Este lunes, se hacía patente el acuerdo entre el Ejecutivo y las comunidades autónomas para obligar a usar mascarillas en espacios cerrados y en la vía y el transporte público, si no es posible garantizar la distancia mínima entre personas de dos metros. La medida ha sido acordada en el seno del Consejo Interterritorial de Salud, con el ministro Salvador Illa y sus consejeros. "Todas nuestras decisiones estan en permanente revisión y nos ha parecido que ahora era conveniente dar este paso, como medida de precaución, cautela y seguridad", ha defendido este martes Illa.
Sin embargo, el Ministerio no siempre ha sostenido la misma tesis en cuanto a la efectividad de las mascarillas. A finales de febrero, tanto Illa como el director desde 2012 del Centro de Coordinación de Alertas y Emergencias Sanitarias del Ministerio de Sanidad, Fernando SImón, desaconsejaban su uso.
Fue entonces cuando, al constatar el creciente uso de las mismas en la calle, las autoridades sanitarias afirmaron que se trataba de una actitud alarmista que carecía de sentido.
Las imágenes de ciudadanos con mascarilla llegaba a través de los medios de comunicación desde Asia, el continente más golpeado por la pandemia en un primer momento.

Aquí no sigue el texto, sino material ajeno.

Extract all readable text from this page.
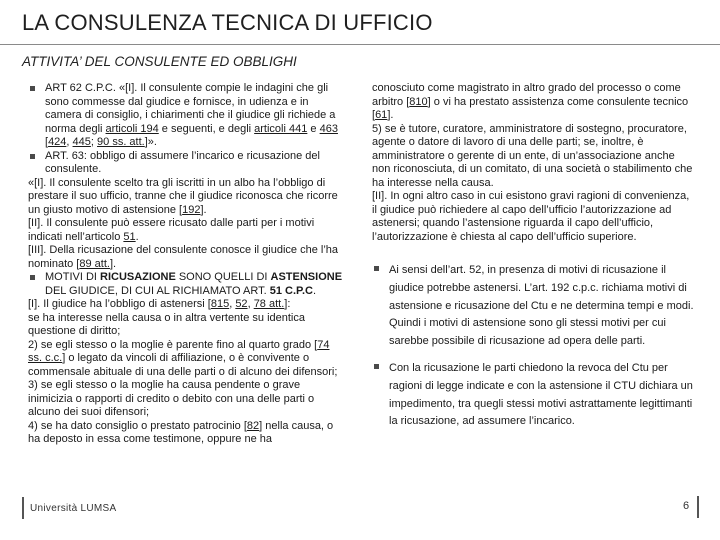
LA CONSULENZA TECNICA DI UFFICIO
ATTIVITA’ DEL CONSULENTE ED OBBLIGHI
ART 62 C.P.C. «[I]. Il consulente compie le indagini che gli sono commesse dal giudice e fornisce, in udienza e in camera di consiglio, i chiarimenti che il giudice gli richiede a norma degli articoli 194 e seguenti, e degli articoli 441 e 463 [424, 445; 90 ss. att.]».
ART. 63: obbligo di assumere l’incarico e ricusazione del consulente.

«[I]. Il consulente scelto tra gli iscritti in un albo ha l’obbligo di prestare il suo ufficio, tranne che il giudice riconosca che ricorre un giusto motivo di astensione [192].

[II]. Il consulente può essere ricusato dalle parti per i motivi indicati nell’articolo 51.

[III]. Della ricusazione del consulente conosce il giudice che l’ha nominato [89 att.].

MOTIVI DI RICUSAZIONE SONO QUELLI DI ASTENSIONE DEL GIUDICE, DI CUI AL RICHIAMATO ART. 51 C.P.C.

[I]. Il giudice ha l’obbligo di astenersi [815, 52, 78 att.]:

se ha interesse nella causa o in altra vertente su identica questione di diritto;

2) se egli stesso o la moglie è parente fino al quarto grado [74 ss. c.c.] o legato da vincoli di affiliazione, o è convivente o commensale abituale di una delle parti o di alcuno dei difensori;

3) se egli stesso o la moglie ha causa pendente o grave inimicizia o rapporti di credito o debito con una delle parti o alcuno dei suoi difensori;

4) se ha dato consiglio o prestato patrocinio [82] nella causa, o ha deposto in essa come testimone, oppure ne ha

conosciuto come magistrato in altro grado del processo o come arbitro [810] o vi ha prestato assistenza come consulente tecnico [61].

5) se è tutore, curatore, amministratore di sostegno, procuratore, agente o datore di lavoro di una delle parti; se, inoltre, è amministratore o gerente di un ente, di un’associazione anche non riconosciuta, di un comitato, di una società o stabilimento che ha interesse nella causa.

[II]. In ogni altro caso in cui esistono gravi ragioni di convenienza, il giudice può richiedere al capo dell’ufficio l’autorizzazione ad astenersi; quando l’astensione riguarda il capo dell’ufficio, l’autorizzazione è chiesta al capo dell’ufficio superiore.

Ai sensi dell’art. 52, in presenza di motivi di ricusazione il giudice potrebbe astenersi. L’art. 192 c.p.c. richiama motivi di astensione e ricusazione del Ctu e ne determina tempi e modi. Quindi i motivi di astensione sono gli stessi motivi per cui sarebbe possibile di ricusazione ad opera delle parti.
Con la ricusazione le parti chiedono la revoca del Ctu per ragioni di legge indicate e con la astensione il CTU dichiara un impedimento, tra quegli stessi motivi astrattamente legittimanti la ricusazione, ad assumere l’incarico.
Università LUMSA	6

El 11 de marzo ciudadanos de origen chino comenzaban a repartir mascarillas en el madrileño barrio de Usera.
Durante estos días, se sucedían noticias sobre los altos precios que estaban alcanzando las mascarillas en el mercado, mientras se agotaban en los canales de distribución, al igual que otros productos de higiene y desinfección como los guantes o el alcohol gel.
Sin embargo, desde el Gobierno continuaban mostrándose reticentes a su uso, pero introducían un matiz: "Si estás sano, no es necesario mascarilla”, decía la propaganda ministerial. Durante esos días de marzo, el marchamo era que las mascarillas podían ser peligrosas si no se usaban correctamente.
Uno de los giros de guión inesperados tuvieron lugar cuando el propio presidente del Gobierno, Pedro Sánchez, visitó una fábrica de respiradoress ataviado con mascarilla y guantes. A partir de ese momento comenzó una serie de declaraciones confusas por parte de los expertos sanitarios, con Fernando Simón a la cabeza, que llegó a decir que a finales de abril decía, con un extraño giro en el castellano, que había una “recomendación fuerte” de usar mascarilla.
De ahí pasaron a ser obligatorias en el transporte público, según una Orden del Ministerio de Transportes. Ahora, tras el pertinente Consejo de Ministros, las mascarillas pasan de ser poco aconsejables a obligatorias.